INEZ, Ky. — Last month, students at the Sheldon Clark High School in Inez, gathered in the school cafeteria to learn about a new opportunity titled “Youth Microenterprise”, an initiative that will target high school seniors to help boost local economic development.


This project is a welcome chance for youth to exploit their idealism and energy, and to break out of the cycle of poverty embedded in their community. The program, sponsored by the Rockin’ Appalachian Mom Project (RAMP), will support high school seniors interested in starting their own small business. At the end of the year, students will submit business plans and loan applications, and up to four microloans of $2,500 to $4,000 will be awarded to the top proposals.

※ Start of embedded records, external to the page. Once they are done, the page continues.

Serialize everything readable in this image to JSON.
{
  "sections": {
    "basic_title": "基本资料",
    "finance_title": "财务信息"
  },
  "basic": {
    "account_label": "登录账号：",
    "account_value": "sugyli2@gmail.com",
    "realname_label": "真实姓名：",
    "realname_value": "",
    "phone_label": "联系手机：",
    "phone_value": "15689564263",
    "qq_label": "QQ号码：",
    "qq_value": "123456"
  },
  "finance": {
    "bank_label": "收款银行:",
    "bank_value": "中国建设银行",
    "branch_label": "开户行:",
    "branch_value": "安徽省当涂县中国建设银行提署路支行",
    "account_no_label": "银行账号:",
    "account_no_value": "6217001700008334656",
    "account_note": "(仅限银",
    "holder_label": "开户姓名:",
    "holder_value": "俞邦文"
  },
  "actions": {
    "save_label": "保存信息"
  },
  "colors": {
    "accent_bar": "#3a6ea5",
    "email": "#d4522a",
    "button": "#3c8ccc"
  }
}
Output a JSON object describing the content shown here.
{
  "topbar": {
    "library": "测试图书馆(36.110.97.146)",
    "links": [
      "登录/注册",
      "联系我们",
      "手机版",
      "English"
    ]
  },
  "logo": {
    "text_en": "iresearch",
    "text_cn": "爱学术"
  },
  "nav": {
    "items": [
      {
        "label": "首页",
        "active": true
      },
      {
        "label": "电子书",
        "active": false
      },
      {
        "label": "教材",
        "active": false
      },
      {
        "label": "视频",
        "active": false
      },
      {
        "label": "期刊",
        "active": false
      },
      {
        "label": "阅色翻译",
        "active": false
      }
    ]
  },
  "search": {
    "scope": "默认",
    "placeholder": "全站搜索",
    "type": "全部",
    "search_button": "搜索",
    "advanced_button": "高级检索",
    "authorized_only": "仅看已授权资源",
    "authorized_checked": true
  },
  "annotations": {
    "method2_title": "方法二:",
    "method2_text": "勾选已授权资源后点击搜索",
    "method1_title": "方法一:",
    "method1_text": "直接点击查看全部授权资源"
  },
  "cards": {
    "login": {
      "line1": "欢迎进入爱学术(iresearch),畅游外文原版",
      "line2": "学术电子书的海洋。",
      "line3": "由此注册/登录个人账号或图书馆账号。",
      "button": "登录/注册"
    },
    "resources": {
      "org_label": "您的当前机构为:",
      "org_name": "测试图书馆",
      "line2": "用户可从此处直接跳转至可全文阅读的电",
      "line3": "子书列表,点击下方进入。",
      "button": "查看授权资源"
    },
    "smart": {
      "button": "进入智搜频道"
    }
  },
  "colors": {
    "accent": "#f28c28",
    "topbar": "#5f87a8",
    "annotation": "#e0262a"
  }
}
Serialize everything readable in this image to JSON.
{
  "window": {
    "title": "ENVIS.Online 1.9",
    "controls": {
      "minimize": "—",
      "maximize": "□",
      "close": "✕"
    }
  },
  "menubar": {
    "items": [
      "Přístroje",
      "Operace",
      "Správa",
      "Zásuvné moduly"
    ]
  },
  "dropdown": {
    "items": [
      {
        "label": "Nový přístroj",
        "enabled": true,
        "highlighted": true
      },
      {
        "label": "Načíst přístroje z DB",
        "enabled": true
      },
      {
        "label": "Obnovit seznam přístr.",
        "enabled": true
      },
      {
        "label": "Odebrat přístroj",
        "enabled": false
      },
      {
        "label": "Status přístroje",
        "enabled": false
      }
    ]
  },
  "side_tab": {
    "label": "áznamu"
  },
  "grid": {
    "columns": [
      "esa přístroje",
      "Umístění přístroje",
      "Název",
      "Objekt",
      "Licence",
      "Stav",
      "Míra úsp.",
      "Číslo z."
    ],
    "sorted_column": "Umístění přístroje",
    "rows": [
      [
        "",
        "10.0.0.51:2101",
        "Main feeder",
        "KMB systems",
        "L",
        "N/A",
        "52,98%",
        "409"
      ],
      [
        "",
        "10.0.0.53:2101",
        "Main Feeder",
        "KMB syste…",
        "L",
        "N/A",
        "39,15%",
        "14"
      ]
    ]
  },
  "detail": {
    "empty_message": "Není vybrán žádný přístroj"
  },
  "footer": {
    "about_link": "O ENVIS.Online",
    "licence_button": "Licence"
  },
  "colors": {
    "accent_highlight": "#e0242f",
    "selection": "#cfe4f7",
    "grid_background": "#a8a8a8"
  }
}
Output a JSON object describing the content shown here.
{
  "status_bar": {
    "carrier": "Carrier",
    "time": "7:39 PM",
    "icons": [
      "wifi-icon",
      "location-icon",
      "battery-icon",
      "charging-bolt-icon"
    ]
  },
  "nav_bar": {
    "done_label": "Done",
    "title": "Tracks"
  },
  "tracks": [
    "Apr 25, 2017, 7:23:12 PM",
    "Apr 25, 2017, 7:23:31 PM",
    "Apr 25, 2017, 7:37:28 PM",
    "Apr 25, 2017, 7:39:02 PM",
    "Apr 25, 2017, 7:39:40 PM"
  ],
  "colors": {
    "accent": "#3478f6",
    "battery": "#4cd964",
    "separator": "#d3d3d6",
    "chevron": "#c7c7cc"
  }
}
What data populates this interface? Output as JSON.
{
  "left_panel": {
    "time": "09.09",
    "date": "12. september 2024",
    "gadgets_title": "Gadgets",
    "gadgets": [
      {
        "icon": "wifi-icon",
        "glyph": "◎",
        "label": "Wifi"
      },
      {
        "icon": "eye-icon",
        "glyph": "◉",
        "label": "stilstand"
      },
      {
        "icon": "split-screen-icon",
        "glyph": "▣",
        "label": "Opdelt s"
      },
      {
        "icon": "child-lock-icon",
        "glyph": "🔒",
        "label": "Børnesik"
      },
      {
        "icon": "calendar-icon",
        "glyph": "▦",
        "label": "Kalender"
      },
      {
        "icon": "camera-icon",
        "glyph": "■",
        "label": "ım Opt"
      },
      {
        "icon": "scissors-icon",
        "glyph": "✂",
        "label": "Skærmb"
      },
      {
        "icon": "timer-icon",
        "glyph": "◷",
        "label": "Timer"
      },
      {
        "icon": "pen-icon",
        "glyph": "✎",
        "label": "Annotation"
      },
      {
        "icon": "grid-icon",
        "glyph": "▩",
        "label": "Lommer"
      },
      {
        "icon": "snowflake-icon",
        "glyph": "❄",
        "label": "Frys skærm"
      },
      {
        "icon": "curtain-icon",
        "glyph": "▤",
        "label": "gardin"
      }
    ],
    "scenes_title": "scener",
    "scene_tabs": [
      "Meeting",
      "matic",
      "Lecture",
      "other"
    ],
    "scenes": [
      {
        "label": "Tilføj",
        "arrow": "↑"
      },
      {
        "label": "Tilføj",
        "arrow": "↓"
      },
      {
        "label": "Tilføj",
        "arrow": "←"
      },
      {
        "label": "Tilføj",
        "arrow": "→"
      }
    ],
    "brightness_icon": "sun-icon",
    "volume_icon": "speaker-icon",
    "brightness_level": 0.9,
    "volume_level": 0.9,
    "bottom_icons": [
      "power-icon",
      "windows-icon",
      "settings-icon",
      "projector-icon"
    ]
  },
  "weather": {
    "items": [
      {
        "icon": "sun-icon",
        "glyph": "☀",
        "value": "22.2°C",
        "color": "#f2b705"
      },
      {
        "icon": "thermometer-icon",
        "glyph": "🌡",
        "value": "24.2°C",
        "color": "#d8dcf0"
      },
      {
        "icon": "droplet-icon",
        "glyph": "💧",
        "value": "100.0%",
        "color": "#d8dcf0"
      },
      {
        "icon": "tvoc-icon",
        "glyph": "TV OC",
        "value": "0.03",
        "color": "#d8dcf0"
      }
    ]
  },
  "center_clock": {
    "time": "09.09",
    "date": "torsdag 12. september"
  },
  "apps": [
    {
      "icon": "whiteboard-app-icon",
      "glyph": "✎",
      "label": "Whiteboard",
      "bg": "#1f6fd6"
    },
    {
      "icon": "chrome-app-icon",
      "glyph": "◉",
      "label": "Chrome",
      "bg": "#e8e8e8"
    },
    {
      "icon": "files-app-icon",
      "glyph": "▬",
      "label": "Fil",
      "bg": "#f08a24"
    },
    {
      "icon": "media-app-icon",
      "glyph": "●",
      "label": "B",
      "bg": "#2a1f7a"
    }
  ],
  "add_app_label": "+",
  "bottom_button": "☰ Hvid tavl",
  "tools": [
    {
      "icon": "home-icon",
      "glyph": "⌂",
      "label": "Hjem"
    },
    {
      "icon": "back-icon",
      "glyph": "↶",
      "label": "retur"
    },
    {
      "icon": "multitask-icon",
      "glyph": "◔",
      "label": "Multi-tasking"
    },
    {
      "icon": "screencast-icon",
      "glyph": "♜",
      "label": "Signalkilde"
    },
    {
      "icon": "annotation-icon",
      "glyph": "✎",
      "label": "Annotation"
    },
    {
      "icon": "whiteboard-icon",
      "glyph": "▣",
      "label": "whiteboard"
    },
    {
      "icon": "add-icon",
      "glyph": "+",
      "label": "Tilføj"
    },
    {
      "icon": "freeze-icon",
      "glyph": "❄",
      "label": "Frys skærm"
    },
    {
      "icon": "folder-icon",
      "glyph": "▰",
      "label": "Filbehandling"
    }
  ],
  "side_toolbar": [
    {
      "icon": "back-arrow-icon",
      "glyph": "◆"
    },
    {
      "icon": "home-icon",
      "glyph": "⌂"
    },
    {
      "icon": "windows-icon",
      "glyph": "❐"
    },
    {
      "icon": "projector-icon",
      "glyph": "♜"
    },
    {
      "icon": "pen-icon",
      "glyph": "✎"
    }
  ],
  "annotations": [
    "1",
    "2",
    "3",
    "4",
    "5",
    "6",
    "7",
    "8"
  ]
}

Students who participate must maintain a 3.0 GPA and participate in seminars to remain eligible for the loan. Once awarded, RAMP will continue to work closely with the loan recipients throughout the first year of their business venture.


Students are crucial to addressing the cyclic poverty embedded in Martin County, where less than 10 percent of adults over the age of 18 hold a bachelor’s degree. The no-interest loan and hands-on support provide a unique opportunity for seniors – who otherwise would have little access to startup funding and training – to really embrace the idea of starting a new business. In addition, Whole Foods Market has promised to purchase goods produced through the program and make them available at stores throughout the middle-Atlantic region.


The students are already showing enormous promise. At the project launch, RAMP Founder Amy Guerrieri and Director of Development Candace Sword gave an interview for the program, and gauged interest by asking students to submit initial ideas for small businesses. Students appeared very excited and suggested approximately twenty technology, retail and other business type ideas. One group of students even presented a commercial for their proposal.


RAMP is thrilled with the early response to the program, and stated in a press release that they were looking forward to helping high school seniors spur economic development in Martin County.